I am not too familiar with the details, but it looks like the pattern matching of induction variables and compares to get the loop trip counts seems like something that SCEV already provides.

Yeah, the trip count is the easy part, but it's also the other loop components like the increment, test, etc., which are not provided by existing APIs. Thus, with major surgery, I probably also meant getting rid of findLoopComponents and adding something similar to Loop or LoopUtils, possibly using SCEV more.

This little pattern match extension here might still be innocent and the way to go, but like I said, let's review SCEV usage first then.

RosieSumpter edited the summary of this revision. (Show Details)

Other patches have refactored parts of LoopFlatten's code to use SCEV and Loop instead of pattern matching (see https://reviews.llvm.org/D106580 and https://reviews.llvm.org/D106256) so this diff has been updated to be on top of these changes.

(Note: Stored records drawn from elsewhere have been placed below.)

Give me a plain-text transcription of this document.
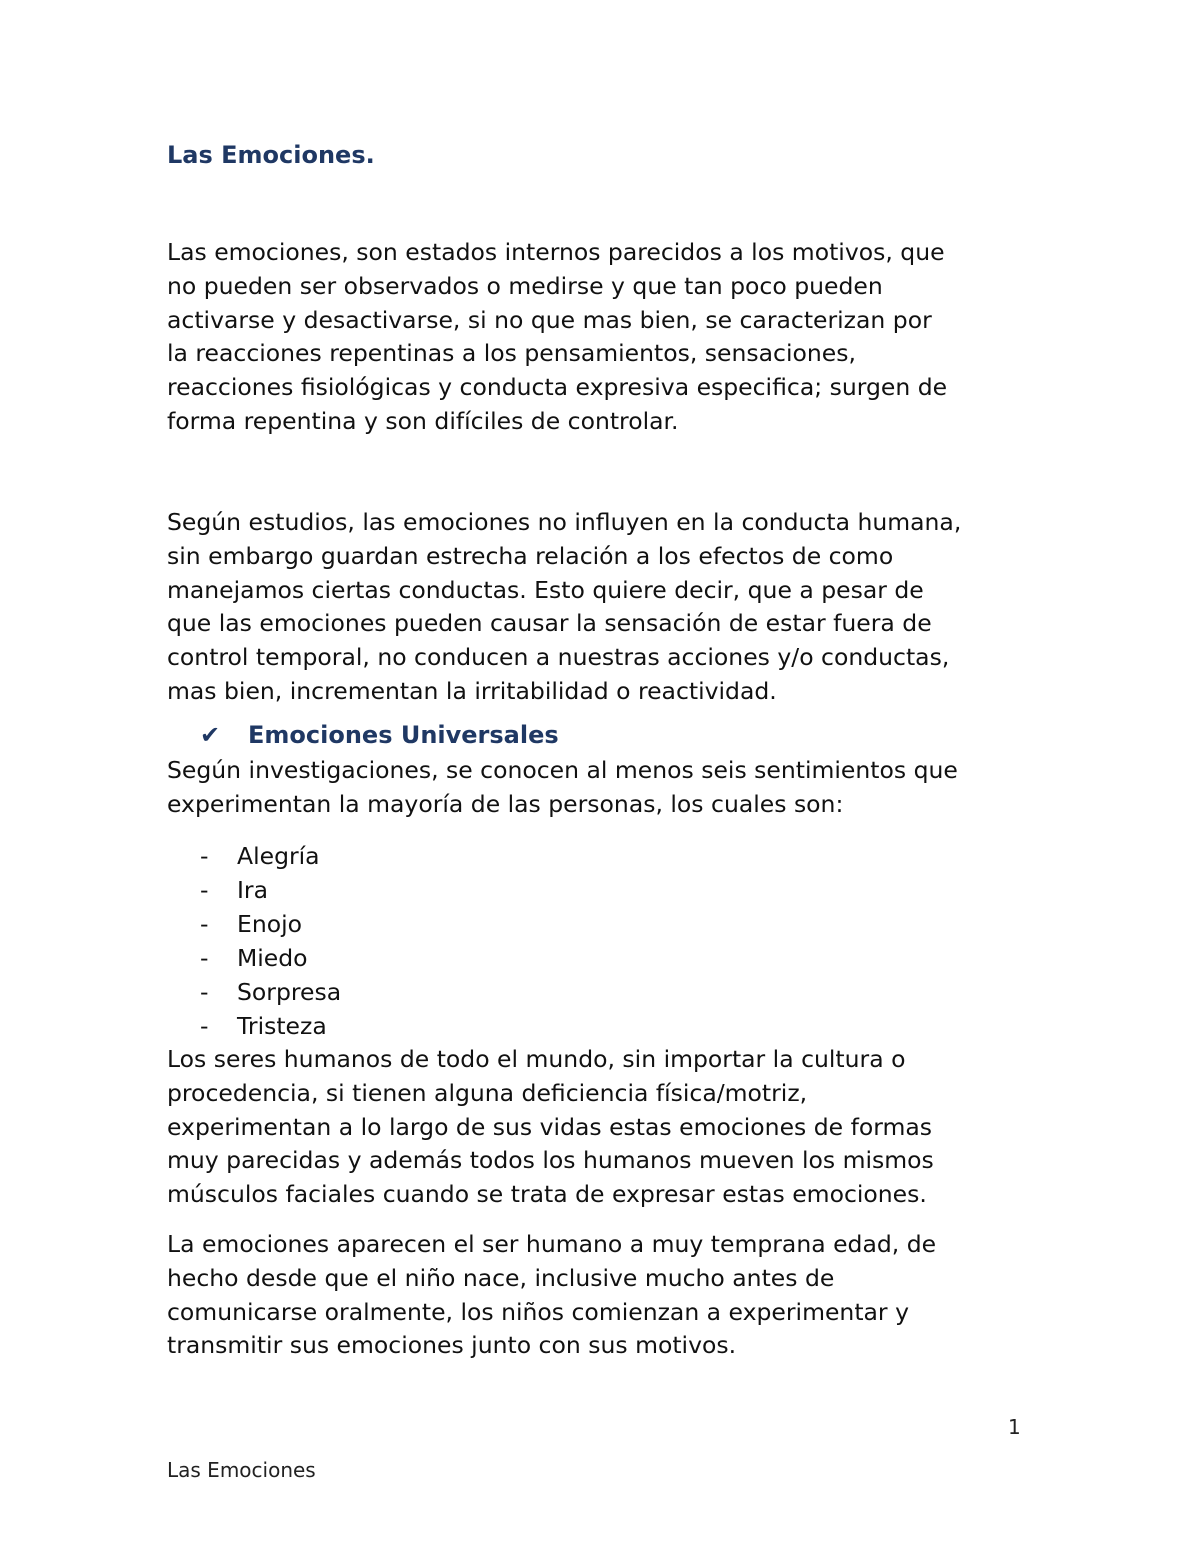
Las Emociones.

Las emociones, son estados internos parecidos a los motivos, que
no pueden ser observados o medirse y que tan poco pueden
activarse y desactivarse, si no que mas bien, se caracterizan por
la reacciones repentinas a los pensamientos, sensaciones,
reacciones fisiológicas y conducta expresiva especifica; surgen de
forma repentina y son difíciles de controlar.

Según estudios, las emociones no influyen en la conducta humana,
sin embargo guardan estrecha relación a los efectos de como
manejamos ciertas conductas. Esto quiere decir, que a pesar de
que las emociones pueden causar la sensación de estar fuera de
control temporal, no conducen a nuestras acciones y/o conductas,
mas bien, incrementan la irritabilidad o reactividad.

✔ Emociones Universales

Según investigaciones, se conocen al menos seis sentimientos que
experimentan la mayoría de las personas, los cuales son:

- Alegría
- Ira
- Enojo
- Miedo
- Sorpresa
- Tristeza

Los seres humanos de todo el mundo, sin importar la cultura o
procedencia, si tienen alguna deficiencia física/motriz,
experimentan a lo largo de sus vidas estas emociones de formas
muy parecidas y además todos los humanos mueven los mismos
músculos faciales cuando se trata de expresar estas emociones.

La emociones aparecen el ser humano a muy temprana edad, de
hecho desde que el niño nace, inclusive mucho antes de
comunicarse oralmente, los niños comienzan a experimentar y
transmitir sus emociones junto con sus motivos.

1
Las Emociones
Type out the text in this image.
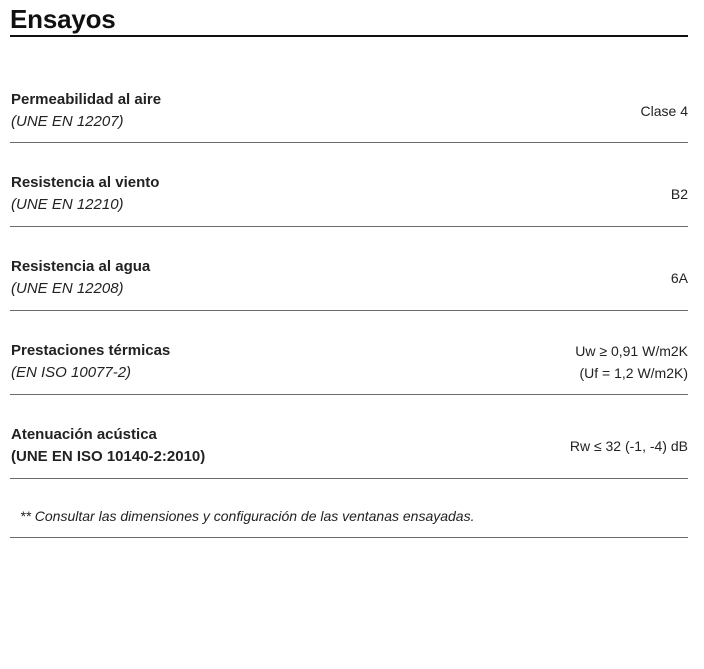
Ensayos
Permeabilidad al aire
(UNE EN 12207)
Clase 4
Resistencia al viento
(UNE EN 12210)
B2
Resistencia al agua
(UNE EN 12208)
6A
Prestaciones térmicas
(EN ISO 10077-2)
Uw ≥ 0,91 W/m2K
(Uf = 1,2 W/m2K)
Atenuación acústica
(UNE EN ISO 10140-2:2010)
Rw ≤ 32 (-1, -4) dB
** Consultar las dimensiones y configuración de las ventanas ensayadas.
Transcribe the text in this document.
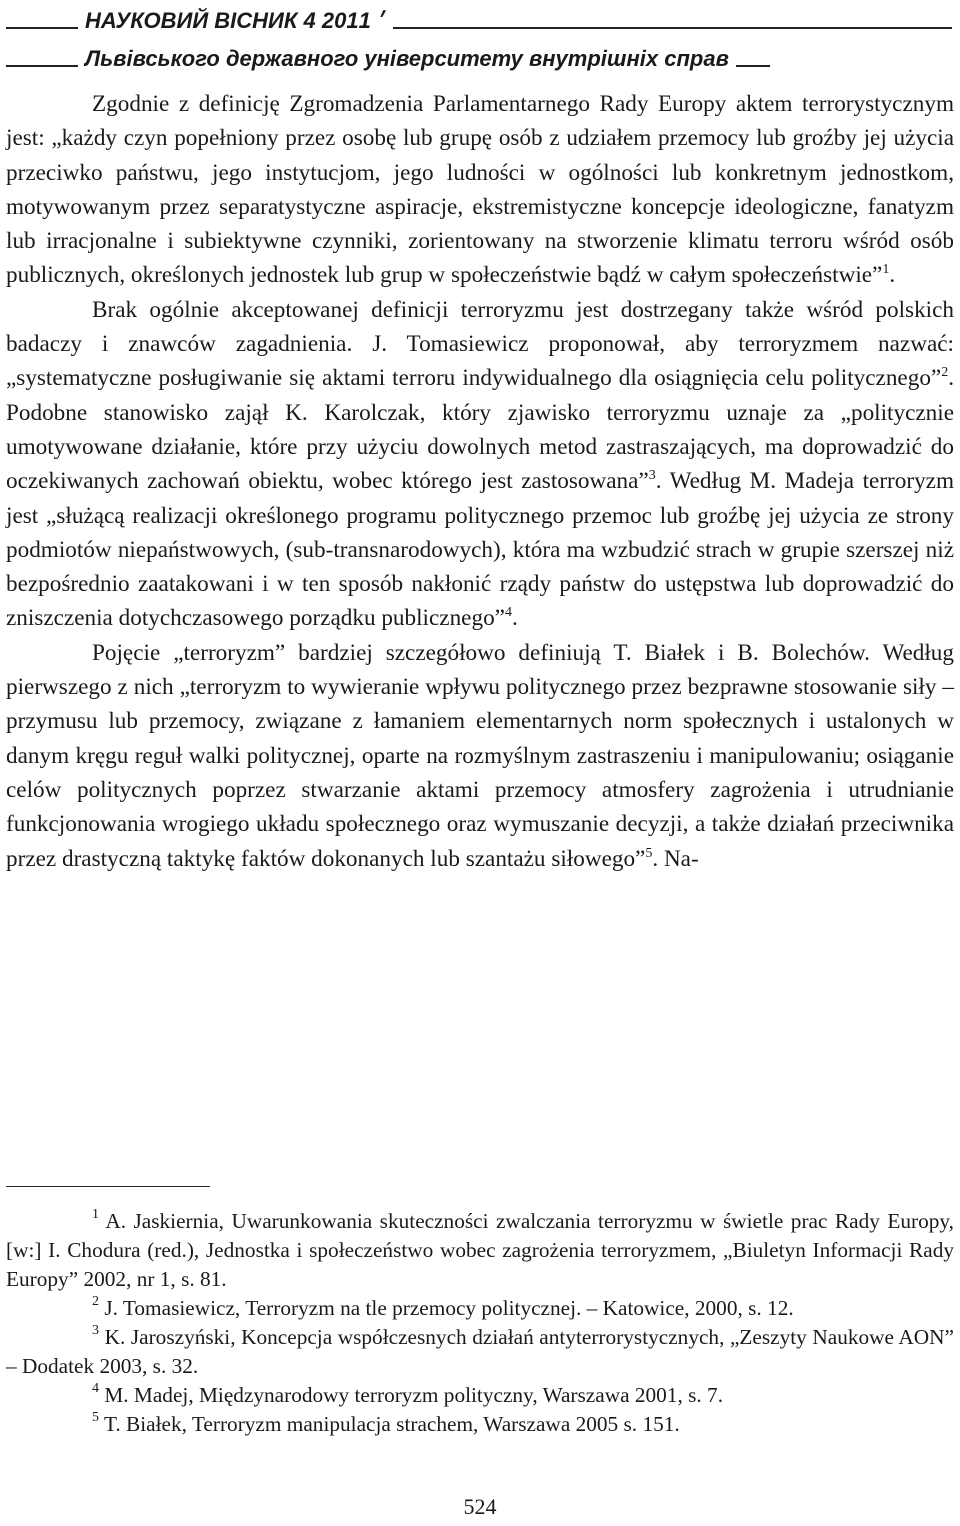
НАУКОВИЙ ВІСНИК 4 ׳ 2011
Львівського державного університету внутрішніх справ

Zgodnie z definicję Zgromadzenia Parlamentarnego Rady Europy aktem terrorystycznym jest: „każdy czyn popełniony przez osobę lub grupę osób z udziałem przemocy lub groźby jej użycia przeciwko państwu, jego instytucjom, jego ludności w ogólności lub konkretnym jednostkom, motywowanym przez separatystyczne aspiracje, ekstremistyczne koncepcje ideologiczne, fanatyzm lub irracjonalne i subiektywne czynniki, zorientowany na stworzenie klimatu terroru wśród osób publicznych, określonych jednostek lub grup w społeczeństwie bądź w całym społeczeństwie”$^1$.

Brak ogólnie akceptowanej definicji terroryzmu jest dostrzegany także wśród polskich badaczy i znawców zagadnienia. J. Tomasiewicz proponował, aby terroryzmem nazwać: „systematyczne posługiwanie się aktami terroru indywidualnego dla osiągnięcia celu politycznego”$^2$. Podobne stanowisko zajął K. Karolczak, który zjawisko terroryzmu uznaje za „politycznie umotywowane działanie, które przy użyciu dowolnych metod zastraszających, ma doprowadzić do oczekiwanych zachowań obiektu, wobec którego jest zastosowana”$^3$. Według M. Madeja terroryzm jest „służącą realizacji określonego programu politycznego przemoc lub groźbę jej użycia ze strony podmiotów niepaństwowych, (sub-transnarodowych), która ma wzbudzić strach w grupie szerszej niż bezpośrednio zaatakowani i w ten sposób nakłonić rządy państw do ustępstwa lub doprowadzić do zniszczenia dotychczasowego porządku publicznego”$^4$.

Pojęcie „terroryzm” bardziej szczegółowo definiują T. Białek i B. Bolechów. Według pierwszego z nich „terroryzm to wywieranie wpływu politycznego przez bezprawne stosowanie siły – przymusu lub przemocy, związane z łamaniem elementarnych norm społecznych i ustalonych w danym kręgu reguł walki politycznej, oparte na rozmyślnym zastraszeniu i manipulowaniu; osiąganie celów politycznych poprzez stwarzanie aktami przemocy atmosfery zagrożenia i utrudnianie funkcjonowania wrogiego układu społecznego oraz wymuszanie decyzji, a także działań przeciwnika przez drastyczną taktykę faktów dokonanych lub szantażu siłowego”$^5$. Na-

$^1$ A. Jaskiernia, Uwarunkowania skuteczności zwalczania terroryzmu w świetle prac Rady Europy, [w:] I. Chodura (red.), Jednostka i społeczeństwo wobec zagrożenia terroryzmem, „Biuletyn Informacji Rady Europy” 2002, nr 1, s. 81.

$^2$ J. Tomasiewicz, Terroryzm na tle przemocy politycznej. – Katowice, 2000, s. 12.

$^3$ K. Jaroszyński, Koncepcja współczesnych działań antyterrorystycznych, „Zeszyty Naukowe AON” – Dodatek 2003, s. 32.

$^4$ M. Madej, Międzynarodowy terroryzm polityczny, Warszawa 2001, s. 7.

$^5$ T. Białek, Terroryzm manipulacja strachem, Warszawa 2005 s. 151.

524
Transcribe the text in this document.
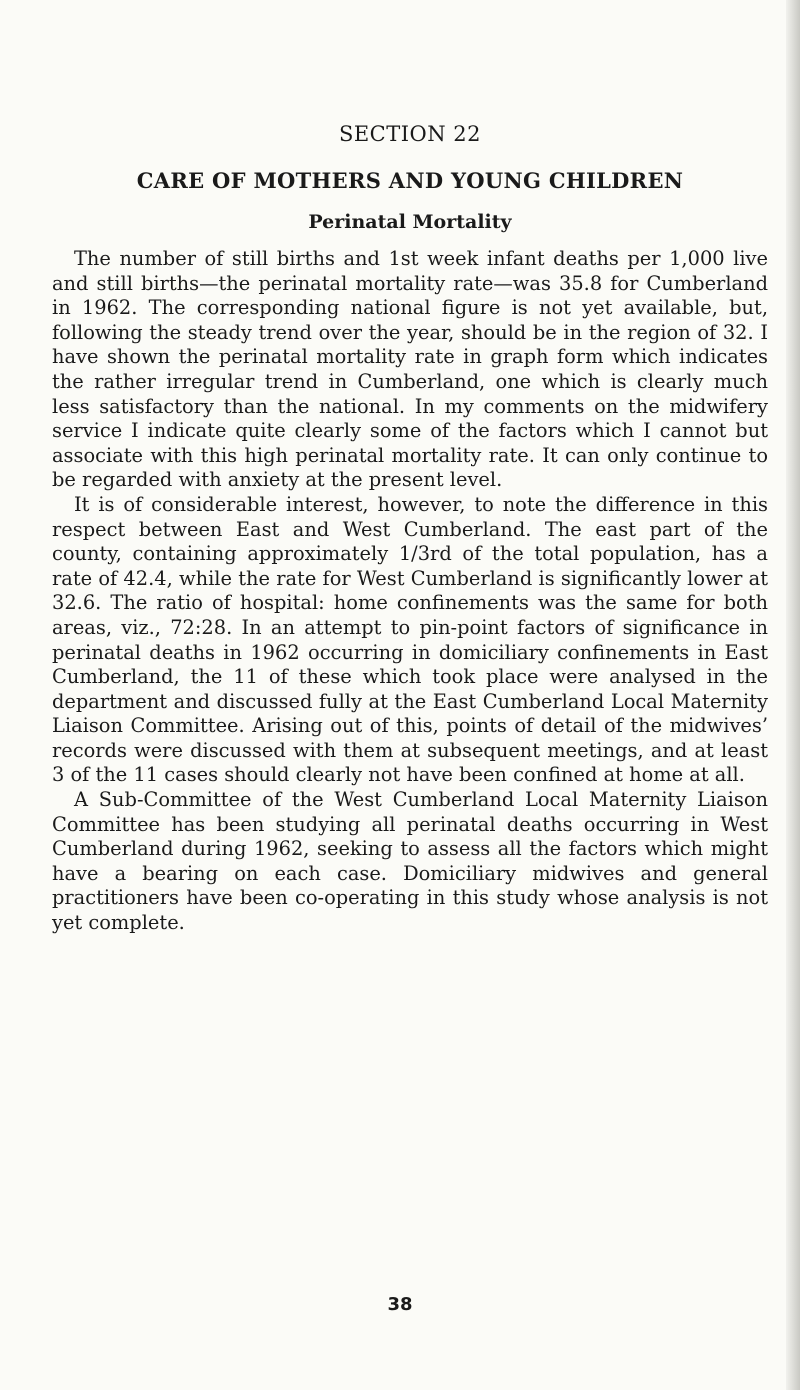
SECTION 22
CARE OF MOTHERS AND YOUNG CHILDREN
Perinatal Mortality

The number of still births and 1st week infant deaths per 1,000 live and still births—the perinatal mortality rate—was 35.8 for Cumberland in 1962. The corresponding national figure is not yet available, but, following the steady trend over the year, should be in the region of 32. I have shown the perinatal mortality rate in graph form which indicates the rather irregular trend in Cumberland, one which is clearly much less satisfactory than the national. In my comments on the midwifery service I indicate quite clearly some of the factors which I cannot but associate with this high perinatal mortality rate. It can only continue to be regarded with anxiety at the present level.

It is of considerable interest, however, to note the difference in this respect between East and West Cumberland. The east part of the county, containing approximately 1/3rd of the total population, has a rate of 42.4, while the rate for West Cumberland is significantly lower at 32.6. The ratio of hospital: home confinements was the same for both areas, viz., 72:28. In an attempt to pin-point factors of significance in perinatal deaths in 1962 occurring in domiciliary confinements in East Cumberland, the 11 of these which took place were analysed in the department and discussed fully at the East Cumberland Local Maternity Liaison Committee. Arising out of this, points of detail of the midwives’ records were discussed with them at subsequent meetings, and at least 3 of the 11 cases should clearly not have been confined at home at all.

A Sub-Committee of the West Cumberland Local Maternity Liaison Committee has been studying all perinatal deaths occurring in West Cumberland during 1962, seeking to assess all the factors which might have a bearing on each case. Domiciliary midwives and general practitioners have been co-operating in this study whose analysis is not yet complete.

38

SjoerdMeijer added inline comments.Jul 28 2021, 1:32 AM
llvm/lib/Transforms/Scalar/LoopFlatten.cpp
177–178

Nit: every time I need to read this if a couple of times, but I think it makes sense. Just for readability, to reduce indentation inside the if a little bit, I was wondering if this would help:

if (SE->getSCEV(TripCount) != SCEVTripCount) && !IsWidened) {
..
} else if (SE->getSCEV(TripCount) != SCEVTripCount)) {
..
}
206

Nit: what was this true argument again? I would guess thought that we don't need...

llvm/test/Transforms/LoopFlatten/loop-flatten-negative.ll
348

Ah, sorry, I had missed that. It's indeed fine like this.

RosieSumpter marked 2 inline comments as done.
  • Replaced checks on RHS of compare with asserts
  • Slight rewriting to improve readability
SjoerdMeijer accepted this revision.Jul 28 2021, 3:40 AM

Thanks, much easier to read now, LGTM!

This revision is now accepted and ready to land.Jul 28 2021, 3:40 AM
This revision was automatically updated to reflect the committed changes.
RosieSumpter reopened this revision.Aug 2 2021, 1:21 AM
This revision is now accepted and ready to land.Aug 2 2021, 1:21 AM
  • Added check and test for trip count
SjoerdMeijer accepted this revision.EditedAug 2 2021, 2:02 AM

I've ran downstream testing for this patch, and that came back okay. LGTM.

This revision was automatically updated to reflect the committed changes.